Amanda Litman, the co-founder of Run for Something, a group that recruits young progressive candidates, said Democrats just need to look across the aisle to see how important it is to run and support down-ballot candidates.
"The Republican party has invested a lot of money recruiting and supporting local races and you can see the fruits of their labor now," Litman said.
But if Republicans are nervous about the potential backlash to Trump and his history — both before and since he became president — of offensive behavior towards women, they aren't yet showing it.
Jesse Hunt, the press secretary for the National Republican Congressional Committee, said there was no shortage of conservative women seeking office in the 2018 midterm elections. There are "quite a few [Republican] women who are looking to run this cycle or have already announced," Hunt said in a phone interview.
Despite the high level of interest in politics from Democratic women across the country, there is no guarantee that the early energy will translate into electoral success next year.

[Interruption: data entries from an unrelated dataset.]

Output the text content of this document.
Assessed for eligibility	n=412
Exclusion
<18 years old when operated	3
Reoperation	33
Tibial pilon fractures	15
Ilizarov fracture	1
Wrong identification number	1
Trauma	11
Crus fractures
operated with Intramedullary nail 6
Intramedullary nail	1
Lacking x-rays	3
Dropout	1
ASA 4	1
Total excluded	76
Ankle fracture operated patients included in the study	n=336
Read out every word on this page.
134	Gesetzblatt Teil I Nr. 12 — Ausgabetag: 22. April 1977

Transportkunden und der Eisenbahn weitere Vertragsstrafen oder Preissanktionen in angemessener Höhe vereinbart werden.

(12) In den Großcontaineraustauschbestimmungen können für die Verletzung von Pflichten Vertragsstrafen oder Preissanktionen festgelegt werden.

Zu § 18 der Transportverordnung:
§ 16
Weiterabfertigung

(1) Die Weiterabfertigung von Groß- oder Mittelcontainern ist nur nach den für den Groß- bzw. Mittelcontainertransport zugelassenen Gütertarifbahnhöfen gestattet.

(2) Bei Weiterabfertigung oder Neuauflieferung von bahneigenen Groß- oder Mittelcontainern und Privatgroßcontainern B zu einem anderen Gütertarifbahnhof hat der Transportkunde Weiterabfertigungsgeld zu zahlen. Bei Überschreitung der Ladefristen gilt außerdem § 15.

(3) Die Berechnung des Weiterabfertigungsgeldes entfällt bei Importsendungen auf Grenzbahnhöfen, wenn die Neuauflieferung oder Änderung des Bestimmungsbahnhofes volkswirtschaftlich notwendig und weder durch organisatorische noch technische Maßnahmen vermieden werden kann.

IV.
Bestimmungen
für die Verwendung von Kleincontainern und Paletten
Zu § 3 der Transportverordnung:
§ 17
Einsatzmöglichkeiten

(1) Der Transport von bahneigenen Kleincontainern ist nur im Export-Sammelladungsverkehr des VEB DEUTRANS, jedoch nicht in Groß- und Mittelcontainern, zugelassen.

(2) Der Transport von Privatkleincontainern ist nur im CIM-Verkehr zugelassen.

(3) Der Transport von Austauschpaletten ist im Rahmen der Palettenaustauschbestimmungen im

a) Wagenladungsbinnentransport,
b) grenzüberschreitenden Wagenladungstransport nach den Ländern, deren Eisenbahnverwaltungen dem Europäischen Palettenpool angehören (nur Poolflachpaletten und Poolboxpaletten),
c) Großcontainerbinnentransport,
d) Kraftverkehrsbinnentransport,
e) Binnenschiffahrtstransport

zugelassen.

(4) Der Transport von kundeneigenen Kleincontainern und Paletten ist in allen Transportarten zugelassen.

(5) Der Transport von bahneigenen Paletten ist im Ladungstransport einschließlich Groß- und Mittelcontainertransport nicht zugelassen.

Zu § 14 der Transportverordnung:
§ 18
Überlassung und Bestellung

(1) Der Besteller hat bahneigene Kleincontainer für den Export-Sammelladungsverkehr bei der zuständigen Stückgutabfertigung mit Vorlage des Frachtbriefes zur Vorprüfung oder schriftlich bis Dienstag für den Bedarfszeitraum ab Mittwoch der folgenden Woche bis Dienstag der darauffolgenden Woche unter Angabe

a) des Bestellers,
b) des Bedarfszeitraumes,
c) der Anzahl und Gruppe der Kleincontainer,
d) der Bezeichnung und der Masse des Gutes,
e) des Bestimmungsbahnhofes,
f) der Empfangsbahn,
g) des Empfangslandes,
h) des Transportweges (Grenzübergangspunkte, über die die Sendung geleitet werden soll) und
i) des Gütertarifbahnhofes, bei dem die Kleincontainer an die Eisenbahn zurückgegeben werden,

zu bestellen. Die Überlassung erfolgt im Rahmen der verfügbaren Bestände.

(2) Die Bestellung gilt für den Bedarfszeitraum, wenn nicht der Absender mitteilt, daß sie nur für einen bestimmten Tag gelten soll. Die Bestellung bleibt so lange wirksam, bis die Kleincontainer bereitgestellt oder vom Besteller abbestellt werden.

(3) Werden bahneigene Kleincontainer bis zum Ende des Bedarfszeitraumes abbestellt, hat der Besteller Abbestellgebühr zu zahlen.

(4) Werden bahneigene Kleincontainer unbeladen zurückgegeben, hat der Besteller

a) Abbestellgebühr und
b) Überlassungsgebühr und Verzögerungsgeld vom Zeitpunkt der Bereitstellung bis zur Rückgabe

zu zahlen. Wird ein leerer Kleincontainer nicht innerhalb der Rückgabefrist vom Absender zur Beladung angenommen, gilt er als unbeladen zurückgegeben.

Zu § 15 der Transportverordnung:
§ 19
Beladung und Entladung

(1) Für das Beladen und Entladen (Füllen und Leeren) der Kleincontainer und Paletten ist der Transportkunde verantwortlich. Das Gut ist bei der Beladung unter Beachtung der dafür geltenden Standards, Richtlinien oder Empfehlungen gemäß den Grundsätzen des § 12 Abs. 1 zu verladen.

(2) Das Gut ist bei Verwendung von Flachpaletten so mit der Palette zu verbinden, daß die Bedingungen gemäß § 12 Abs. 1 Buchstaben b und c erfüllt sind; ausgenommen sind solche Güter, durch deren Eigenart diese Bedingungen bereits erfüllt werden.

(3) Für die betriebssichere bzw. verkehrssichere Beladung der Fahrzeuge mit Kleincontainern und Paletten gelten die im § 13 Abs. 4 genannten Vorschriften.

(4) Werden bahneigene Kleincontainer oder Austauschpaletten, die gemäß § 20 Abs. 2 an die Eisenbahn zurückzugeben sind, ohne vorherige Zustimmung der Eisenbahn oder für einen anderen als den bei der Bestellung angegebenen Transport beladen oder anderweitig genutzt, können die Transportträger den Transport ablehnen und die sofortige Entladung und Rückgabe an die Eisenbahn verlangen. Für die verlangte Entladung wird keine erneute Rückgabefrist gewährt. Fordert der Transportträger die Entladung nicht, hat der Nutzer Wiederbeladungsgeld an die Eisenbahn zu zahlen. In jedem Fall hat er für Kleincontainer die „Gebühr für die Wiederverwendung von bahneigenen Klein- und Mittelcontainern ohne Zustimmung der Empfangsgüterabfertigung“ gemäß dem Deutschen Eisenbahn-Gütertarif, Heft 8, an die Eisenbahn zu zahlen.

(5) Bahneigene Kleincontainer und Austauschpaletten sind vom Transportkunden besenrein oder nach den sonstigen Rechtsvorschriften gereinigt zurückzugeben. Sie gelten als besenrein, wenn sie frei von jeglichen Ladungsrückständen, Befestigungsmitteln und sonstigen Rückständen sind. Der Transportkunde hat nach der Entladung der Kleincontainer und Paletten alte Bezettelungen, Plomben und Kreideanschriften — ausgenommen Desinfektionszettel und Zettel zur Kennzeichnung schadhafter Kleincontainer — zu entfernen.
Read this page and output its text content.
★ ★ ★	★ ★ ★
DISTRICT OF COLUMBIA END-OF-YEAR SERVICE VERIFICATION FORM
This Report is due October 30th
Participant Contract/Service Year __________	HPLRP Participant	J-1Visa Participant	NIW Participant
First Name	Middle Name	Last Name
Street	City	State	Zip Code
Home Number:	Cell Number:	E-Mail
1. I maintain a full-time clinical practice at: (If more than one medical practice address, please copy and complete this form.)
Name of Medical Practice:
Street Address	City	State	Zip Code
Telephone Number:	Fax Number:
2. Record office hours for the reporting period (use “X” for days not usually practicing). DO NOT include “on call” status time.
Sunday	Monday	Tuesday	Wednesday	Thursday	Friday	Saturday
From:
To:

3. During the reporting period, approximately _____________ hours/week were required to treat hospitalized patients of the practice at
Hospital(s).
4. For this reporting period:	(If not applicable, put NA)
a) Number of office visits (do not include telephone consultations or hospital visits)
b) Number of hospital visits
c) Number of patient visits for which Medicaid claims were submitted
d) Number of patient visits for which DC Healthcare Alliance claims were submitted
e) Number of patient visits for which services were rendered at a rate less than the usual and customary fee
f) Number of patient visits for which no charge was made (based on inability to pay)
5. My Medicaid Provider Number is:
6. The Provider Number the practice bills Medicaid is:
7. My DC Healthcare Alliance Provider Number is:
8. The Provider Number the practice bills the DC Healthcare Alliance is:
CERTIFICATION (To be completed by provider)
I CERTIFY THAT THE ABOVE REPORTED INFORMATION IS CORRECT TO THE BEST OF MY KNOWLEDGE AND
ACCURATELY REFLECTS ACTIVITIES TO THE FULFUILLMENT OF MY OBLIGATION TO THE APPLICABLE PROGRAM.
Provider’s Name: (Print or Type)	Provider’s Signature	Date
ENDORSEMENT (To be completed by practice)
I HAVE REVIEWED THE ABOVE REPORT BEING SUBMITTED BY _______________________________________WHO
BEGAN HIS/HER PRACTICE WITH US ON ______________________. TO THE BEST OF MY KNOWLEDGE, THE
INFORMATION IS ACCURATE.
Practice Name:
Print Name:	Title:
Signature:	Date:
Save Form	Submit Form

Still, some observers drew a parallel between next year's election and 1992, when scores of women like now-Sens. Patty Murray, D-Wash., and Dianne Feinstein, D-Calif., ran for office for the first time. At the time, some were motivated in part by the way the all-male Senate Judiciary committee treated Anita Hill when she testified against Clarence Thomas' Supreme Court nomination. In all, four Democratic women were elected to the U.S. Senate that year, and 1992 became known as "The Year of the Woman."
Now, 25 years later, there are 84 women in the House and 21 in the Senate, according to Rutgers University's Center for American Women and Politics. In 2002, 13 women served in the Senate, and 56 in the House.
It remains to be seen if, thanks in large part to Trump, that number will increase in 2018.